Rock 'n' roll provided a vehicle through which urban, rural, and suburban youths declared their independence from parental standards and expressed their desire for pleasure. When the first rock 'n' roll concert took place at Cleveland Arena on March 21, 1952, some 30,000 teens packed a building that could seat only 10,000, while 15,000 others waited outside. Rock 'n' roll spoke to the alienation and boredom of teenagers in newly built suburbs. The new music exuded sexuality; indeed, the phrase rock 'n' roll was a slang term in certain black communities referring to sexual intercourse.
Musically, rock 'n' roll was a style of popular music marked by guitar based instrumentation, blues-based composition, electronic amplification, high volume, and dance-ability. In contrast to jazz, which depended upon brass instruments, rock 'n' roll emphasized the electric guitar and drums.
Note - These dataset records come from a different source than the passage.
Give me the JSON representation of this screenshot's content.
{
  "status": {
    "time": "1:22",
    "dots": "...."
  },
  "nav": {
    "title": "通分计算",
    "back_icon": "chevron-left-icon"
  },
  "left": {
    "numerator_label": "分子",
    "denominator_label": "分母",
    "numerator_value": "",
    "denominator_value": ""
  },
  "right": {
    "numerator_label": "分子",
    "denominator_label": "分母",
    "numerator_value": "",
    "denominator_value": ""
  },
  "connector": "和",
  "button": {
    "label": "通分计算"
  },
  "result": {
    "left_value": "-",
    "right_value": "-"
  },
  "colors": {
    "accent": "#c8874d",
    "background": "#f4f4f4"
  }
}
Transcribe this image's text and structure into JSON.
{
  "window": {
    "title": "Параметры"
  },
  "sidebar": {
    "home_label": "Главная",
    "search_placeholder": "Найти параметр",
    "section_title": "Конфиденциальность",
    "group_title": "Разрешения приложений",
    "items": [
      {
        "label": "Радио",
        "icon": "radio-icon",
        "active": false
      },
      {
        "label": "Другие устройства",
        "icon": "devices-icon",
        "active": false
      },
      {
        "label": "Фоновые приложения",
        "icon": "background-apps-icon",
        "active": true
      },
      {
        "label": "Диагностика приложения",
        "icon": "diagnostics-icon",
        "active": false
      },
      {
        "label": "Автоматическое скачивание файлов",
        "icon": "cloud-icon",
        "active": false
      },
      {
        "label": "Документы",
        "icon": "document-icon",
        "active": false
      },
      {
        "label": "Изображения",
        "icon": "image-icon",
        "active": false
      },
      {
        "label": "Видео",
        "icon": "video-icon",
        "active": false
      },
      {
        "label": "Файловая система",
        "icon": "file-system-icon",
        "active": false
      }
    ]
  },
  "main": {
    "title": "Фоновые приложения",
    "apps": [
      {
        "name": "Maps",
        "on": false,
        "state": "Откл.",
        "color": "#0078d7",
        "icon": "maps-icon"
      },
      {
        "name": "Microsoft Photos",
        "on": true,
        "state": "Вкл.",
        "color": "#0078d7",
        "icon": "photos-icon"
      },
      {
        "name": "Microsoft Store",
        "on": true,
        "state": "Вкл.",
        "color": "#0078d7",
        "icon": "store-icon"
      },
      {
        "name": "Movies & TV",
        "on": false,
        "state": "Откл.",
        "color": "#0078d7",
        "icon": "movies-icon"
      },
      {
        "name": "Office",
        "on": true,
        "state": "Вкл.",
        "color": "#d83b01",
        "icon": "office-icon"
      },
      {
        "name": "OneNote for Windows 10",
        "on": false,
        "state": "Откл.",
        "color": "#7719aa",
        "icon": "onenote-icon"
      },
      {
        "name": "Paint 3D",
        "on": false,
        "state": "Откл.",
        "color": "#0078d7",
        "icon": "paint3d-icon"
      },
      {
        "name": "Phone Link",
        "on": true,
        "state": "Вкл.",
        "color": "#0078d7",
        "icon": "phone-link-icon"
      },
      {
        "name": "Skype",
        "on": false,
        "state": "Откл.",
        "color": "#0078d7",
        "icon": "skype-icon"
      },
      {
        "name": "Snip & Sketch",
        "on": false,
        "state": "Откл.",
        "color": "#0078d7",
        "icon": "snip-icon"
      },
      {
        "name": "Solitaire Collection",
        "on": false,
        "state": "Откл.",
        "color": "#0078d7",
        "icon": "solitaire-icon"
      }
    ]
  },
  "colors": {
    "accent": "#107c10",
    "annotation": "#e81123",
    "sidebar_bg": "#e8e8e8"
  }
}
During the 1950s, it became the soundtrack of the lives of those between twelve and twenty-one. Much of the new youth music of the 1950s self-consciously celebrated the teenage years. Groups like Frankie Lymon and the Teenagers embraced the word "Teenagers," and many songs, like Mark Dinning's "Teen Angel" and Dion and the Belmonts' "Teenager in Love," had the word teen in their title.
What made this new music possible was the movement of Southerners, black and white, to the cities of the upper South and North during and after the war. This movement brought diverse musical traditions together and forged a new sound out of the propulsive beat of rhythm and blues and the twang of country and western.